Even though technology is an integral part of our everyday lives, it can be hard to keep up with the ever changing digital world our children are growing up in. It is extremely important to stay educated about ways to keep our children's experiences in the cyber world safe
This site contains internet safety tips and resources for students, parents and teachers. Please check back frequently for updated information.
- Never give out personal information to strangers.
Personal information includes your...
- Phone Number
- Parent's or Siblings Names
- Remember that anyone you meet online, and don't know in your real life is a stranger. It doesn't matter how much they tell you about themselves, they are a stranger.
- Never post/send your picture to anyone without your parents permission
- If anything or anyone makes your feel uncomfortable, tell a trusted adult.

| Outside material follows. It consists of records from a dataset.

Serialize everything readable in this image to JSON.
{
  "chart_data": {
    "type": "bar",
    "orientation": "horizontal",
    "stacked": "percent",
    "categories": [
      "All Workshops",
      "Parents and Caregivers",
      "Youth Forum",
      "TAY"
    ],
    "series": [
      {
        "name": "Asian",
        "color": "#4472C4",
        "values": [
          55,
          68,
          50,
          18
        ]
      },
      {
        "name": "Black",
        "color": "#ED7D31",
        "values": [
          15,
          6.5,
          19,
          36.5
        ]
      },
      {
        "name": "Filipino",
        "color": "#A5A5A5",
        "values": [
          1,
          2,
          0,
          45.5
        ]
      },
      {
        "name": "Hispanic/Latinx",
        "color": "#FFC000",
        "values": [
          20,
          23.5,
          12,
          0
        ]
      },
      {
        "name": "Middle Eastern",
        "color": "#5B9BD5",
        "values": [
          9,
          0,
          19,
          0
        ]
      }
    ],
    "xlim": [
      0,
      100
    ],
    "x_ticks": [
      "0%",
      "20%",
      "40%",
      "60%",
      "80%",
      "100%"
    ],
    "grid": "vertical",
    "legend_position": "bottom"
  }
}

- Use Netiquette. Be polite online and don't do anything that hurts anyone else.
- Do not respond to any messages that are mean or make you uncomfortable. Instead, tell a trusted adult.
- Never agree to meet someone you met online or tell them where you are going to be.
- Only share your password with trusted adults. Don't share them with your friends.
- When choosing a screen name or a username, don't include any personal information.
- Invite your parents to surf your favorite sites or play your favorite games with you. Show them how responsible you are and how much fun you can have online. The more your parents know, the safer you will be!
- Help your kids understand that they should never share their names, schools, ages, phone numbers, or addresses.
- Visit only age-appropriate sites. Check out the site before your kids visit it. Know what features and what content exist and make sure they’re good for your kids.
- Search safely. Use safe search settings for young kids or think about applying filtering software to limit inappropriate exposure.
- Avoid strangers. Tell your kids that people aren’t always who they say they are in cyberspace. Explain that if someone they don’t know talks to them, they shouldn’t respond but should let you know.
- Be a good cyber citizen! Remind kids that an Internet playground is still a playground and they need to play nicely. A good rule of thumb: If they wouldn’t do something in real life, they shouldn’t do it online. Find out how your children can report mean behavior or unkind content on their favorite sites and teach them how to do it.
- Online cheating? It’s still cheating and it’s a no-no — pure and simple.
- Keep the computer in a central place. So you can see what’s going on.
- Establish expectations and limits about the amount of time your children spend online and what they do. Check out our family media agreement for a helpful place to start.
- View your own habits carefully. You are their role models.
- But, mostly, be involved and have fun with them! Keeping kids safe and teaching them how to use digital technology responsibly is all about staying involved. Start by showing interest in the sites they visit and the games they play and your job will be a lot easier when they start exploring these technologies more independently.
- Use the Internet! Don't allow possible problems with internet use stop you from making the most of technology both in your professional and personal life.
- Make sure you are aware of the school's guidelines for internet use for students and teachers.
- Teach your students about Internet Safety, regularly and authentically. Make the most of online resources such as NetSmartz and I-Safe.
- Choose sensible names for your usernames, email addresses, and passwords. Model to your students about how to choose a safe password. A safe password should have at least: 1 capital letter, 1 lower case letter, 1 symbol, and 1 number. Passwords should be 8 characters long.
- Students should be taught about plagiarism, copyright, search engines, citing sources and effective research techniques. These are important areas for teachers and students to know about if they want to use the internet effectively and legally. Provide opportunities for guided searching not open searching. Open searching can be a waste of time for the students.
- It is generally not a good idea to provide "free" time on the computers. Students should only access educational sites from the links on the teacher's webpage, this way you know they are accessing educational sites and a web address cannot be mis-typed, taking the student to an inappropriate page.
- Find out what your students do online when they're outside of your classroom. If you are not sure about the online spaces that your students and are using, take time to explore and find out how the various sites work.
- If students or parents approach you with issues regarding cyber-bullying or safe internet use, it is important to deal with them. Encourage your students to talk to you about any concerns they might be having with their internet use. Cyber-bullying is the least reported of all the bullying. It is important that you are listening.
- Protect your digital reputation: don't put anything online that you wouldn't want your friends, family, colleagues and employers to see!
- Protect your personal social media with privacy settings. Avoid adding students and parents as friends on personal social networks. Note: the exception would be if your account is purely professional. However, do not add children under 13 on social networks with age restrictions.